# Thread: finding the limit of the sequence

1. ## finding the limit of the sequence

finding this limit:

lim
n -> infinity (e^-n(-3)^n)

After trying to graph this, i just get errors.
I assume its because i tried to raise a natural log to a negative number?

i imagine that this does not have a limit?
how can i prove this mathematically.

thankyou.

2. Originally Posted by rcmango
finding this limit:

lim
n -> infinity (e^-n(-3)^n)

After trying to graph this, i just get errors.
I assume its because i tried to raise a natural log to a negative number?

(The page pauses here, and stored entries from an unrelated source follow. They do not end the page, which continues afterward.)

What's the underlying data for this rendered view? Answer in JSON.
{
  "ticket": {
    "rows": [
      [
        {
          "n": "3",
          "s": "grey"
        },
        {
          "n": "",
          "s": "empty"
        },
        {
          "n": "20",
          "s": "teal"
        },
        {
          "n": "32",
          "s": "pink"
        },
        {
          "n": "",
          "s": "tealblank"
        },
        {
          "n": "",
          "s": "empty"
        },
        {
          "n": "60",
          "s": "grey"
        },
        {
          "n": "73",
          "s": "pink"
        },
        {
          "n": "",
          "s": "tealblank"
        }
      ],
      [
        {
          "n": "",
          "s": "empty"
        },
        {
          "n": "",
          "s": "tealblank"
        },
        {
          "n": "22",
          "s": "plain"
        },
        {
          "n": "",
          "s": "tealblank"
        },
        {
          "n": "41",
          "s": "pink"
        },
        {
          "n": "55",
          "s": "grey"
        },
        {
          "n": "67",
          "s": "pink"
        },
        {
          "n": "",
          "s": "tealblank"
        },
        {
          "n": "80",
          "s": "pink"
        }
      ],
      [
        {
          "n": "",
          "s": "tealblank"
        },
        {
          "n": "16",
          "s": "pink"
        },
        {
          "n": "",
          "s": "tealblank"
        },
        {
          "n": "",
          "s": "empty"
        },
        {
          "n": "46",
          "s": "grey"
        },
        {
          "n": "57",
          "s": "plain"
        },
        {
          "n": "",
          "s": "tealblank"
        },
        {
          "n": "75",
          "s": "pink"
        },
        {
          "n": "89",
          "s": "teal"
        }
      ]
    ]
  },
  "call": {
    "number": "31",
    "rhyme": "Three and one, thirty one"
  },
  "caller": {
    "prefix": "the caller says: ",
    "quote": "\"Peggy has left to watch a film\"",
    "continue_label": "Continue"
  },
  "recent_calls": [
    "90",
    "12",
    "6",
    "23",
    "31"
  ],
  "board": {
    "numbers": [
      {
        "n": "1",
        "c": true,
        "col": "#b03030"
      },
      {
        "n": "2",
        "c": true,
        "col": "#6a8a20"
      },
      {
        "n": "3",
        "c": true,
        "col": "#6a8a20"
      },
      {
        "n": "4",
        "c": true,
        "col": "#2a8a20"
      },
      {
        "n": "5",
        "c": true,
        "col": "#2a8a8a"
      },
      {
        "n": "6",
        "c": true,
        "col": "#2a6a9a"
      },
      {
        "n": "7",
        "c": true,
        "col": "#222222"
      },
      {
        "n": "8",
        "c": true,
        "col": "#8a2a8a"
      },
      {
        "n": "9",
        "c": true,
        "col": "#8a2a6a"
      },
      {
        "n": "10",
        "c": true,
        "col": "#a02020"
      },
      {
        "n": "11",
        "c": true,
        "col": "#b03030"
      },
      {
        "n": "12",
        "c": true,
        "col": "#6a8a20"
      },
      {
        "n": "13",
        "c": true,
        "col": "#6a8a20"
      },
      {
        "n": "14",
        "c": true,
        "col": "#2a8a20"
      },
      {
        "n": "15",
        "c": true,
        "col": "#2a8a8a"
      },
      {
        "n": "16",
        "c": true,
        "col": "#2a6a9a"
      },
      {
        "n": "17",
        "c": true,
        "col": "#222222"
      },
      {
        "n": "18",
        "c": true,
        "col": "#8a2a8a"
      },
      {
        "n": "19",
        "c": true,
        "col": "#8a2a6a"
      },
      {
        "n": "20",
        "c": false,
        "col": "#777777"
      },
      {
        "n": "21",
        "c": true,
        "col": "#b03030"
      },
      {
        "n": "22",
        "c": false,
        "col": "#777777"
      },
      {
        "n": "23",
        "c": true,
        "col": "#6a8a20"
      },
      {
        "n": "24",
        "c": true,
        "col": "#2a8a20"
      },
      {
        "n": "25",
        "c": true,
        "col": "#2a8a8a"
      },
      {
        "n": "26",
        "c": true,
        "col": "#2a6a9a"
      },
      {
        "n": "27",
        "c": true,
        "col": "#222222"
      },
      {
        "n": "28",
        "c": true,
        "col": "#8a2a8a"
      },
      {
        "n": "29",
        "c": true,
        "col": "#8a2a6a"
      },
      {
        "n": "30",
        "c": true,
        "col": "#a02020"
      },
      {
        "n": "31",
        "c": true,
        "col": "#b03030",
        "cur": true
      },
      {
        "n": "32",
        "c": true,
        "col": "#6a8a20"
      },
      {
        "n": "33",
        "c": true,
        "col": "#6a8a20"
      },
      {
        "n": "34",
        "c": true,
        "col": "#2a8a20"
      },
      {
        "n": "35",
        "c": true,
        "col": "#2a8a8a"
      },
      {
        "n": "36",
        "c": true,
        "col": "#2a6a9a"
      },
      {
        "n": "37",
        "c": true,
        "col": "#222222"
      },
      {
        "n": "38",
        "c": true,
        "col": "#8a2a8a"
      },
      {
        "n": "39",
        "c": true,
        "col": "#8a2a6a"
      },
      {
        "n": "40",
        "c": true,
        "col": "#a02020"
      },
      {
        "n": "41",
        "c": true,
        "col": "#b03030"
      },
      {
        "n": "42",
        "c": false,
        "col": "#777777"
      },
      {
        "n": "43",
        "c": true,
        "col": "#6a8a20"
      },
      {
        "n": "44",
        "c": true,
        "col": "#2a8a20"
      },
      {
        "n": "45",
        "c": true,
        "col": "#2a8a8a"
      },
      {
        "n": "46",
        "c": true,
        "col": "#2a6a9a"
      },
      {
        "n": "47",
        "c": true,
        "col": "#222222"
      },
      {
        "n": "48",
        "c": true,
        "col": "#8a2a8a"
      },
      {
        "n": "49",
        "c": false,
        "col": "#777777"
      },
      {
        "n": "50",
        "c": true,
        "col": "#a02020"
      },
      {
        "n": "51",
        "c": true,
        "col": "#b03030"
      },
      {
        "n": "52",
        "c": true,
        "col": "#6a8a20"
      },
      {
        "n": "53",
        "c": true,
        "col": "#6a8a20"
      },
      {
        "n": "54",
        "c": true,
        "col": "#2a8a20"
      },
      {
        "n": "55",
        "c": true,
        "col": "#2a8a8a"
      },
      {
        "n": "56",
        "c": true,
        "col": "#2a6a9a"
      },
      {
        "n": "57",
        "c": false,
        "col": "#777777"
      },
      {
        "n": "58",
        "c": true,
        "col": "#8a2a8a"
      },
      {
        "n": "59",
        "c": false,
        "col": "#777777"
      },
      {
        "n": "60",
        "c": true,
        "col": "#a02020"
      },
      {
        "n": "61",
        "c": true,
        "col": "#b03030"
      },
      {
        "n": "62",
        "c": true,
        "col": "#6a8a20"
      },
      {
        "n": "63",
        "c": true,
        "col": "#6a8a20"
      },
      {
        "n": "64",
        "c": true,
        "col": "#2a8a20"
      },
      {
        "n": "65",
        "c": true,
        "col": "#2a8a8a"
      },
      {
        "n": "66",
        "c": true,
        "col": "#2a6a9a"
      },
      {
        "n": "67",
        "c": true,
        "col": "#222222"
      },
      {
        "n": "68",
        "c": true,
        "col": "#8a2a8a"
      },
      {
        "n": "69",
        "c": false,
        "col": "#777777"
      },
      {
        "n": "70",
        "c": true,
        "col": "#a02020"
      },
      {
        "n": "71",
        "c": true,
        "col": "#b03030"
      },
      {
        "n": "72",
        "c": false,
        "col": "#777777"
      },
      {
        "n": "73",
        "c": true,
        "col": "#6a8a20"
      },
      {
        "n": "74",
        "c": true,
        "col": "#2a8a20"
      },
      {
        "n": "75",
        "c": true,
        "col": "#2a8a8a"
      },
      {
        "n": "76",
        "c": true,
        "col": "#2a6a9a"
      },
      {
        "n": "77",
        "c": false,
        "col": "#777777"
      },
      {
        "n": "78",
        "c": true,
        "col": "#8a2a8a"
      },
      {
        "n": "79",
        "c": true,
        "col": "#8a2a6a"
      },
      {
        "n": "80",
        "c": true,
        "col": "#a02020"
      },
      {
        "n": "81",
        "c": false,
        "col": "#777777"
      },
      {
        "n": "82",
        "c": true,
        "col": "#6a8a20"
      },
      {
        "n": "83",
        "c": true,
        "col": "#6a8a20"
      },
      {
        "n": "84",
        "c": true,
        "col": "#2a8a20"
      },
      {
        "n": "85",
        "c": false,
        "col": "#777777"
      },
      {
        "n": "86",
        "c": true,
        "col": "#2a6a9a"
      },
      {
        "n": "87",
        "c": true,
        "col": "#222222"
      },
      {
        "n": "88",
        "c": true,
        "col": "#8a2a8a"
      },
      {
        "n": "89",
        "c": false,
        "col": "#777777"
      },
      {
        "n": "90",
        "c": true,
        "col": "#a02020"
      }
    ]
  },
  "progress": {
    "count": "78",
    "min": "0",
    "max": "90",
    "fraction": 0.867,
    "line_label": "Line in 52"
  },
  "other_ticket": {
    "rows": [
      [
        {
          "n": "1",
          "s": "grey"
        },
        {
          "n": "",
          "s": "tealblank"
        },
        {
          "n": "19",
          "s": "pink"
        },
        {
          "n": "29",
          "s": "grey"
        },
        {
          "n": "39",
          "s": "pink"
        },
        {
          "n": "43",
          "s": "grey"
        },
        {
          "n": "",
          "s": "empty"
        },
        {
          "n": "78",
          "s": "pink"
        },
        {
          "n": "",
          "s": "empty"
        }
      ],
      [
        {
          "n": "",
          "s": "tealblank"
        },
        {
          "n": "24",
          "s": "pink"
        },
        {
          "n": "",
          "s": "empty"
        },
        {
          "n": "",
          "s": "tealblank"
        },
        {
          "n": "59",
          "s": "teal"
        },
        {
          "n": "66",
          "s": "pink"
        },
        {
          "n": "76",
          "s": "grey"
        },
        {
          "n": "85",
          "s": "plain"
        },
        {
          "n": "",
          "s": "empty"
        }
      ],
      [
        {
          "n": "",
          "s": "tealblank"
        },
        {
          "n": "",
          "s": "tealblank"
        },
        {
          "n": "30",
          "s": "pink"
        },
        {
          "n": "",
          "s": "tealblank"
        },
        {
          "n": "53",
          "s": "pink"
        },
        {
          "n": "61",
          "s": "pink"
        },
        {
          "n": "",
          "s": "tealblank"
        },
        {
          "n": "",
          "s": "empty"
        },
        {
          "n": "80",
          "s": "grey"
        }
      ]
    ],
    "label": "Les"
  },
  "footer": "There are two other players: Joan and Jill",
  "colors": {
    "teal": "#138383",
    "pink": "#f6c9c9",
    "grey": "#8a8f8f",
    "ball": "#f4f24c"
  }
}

i imagine that this does not have a limit?
how can i prove this mathematically.

thankyou.
I assume you mean:

$\lim_{n \to \infty} e^{-n}\,(-3)^n$

Rearrange this:

$\lim_{n \to \infty} e^{-n}\,(-3)^n=\lim_{n \to \infty} (-1)^n e^{-n}\,(3)^n =$ $\lim_{n \to \infty}(-1)^n e^{-n}\,e^{n\,\ln(3)} =\lim_{n \to \infty}(-1)^n e^{-n+n\,\ln(3)}$

..... $=\lim_{n \to \infty}(-1)^n e^{(\ln(3)-1)n}$

Now the coefficient of $n$ in the exponential is $>0$ so the exponential term goes to infinity, while the powers of $-1$ change the sign of alternate terms. So the absolute value of this sequence goes to infinity, but with indeterminate sign, that is there is no limit.

RonL

3. very nice, Thankyou.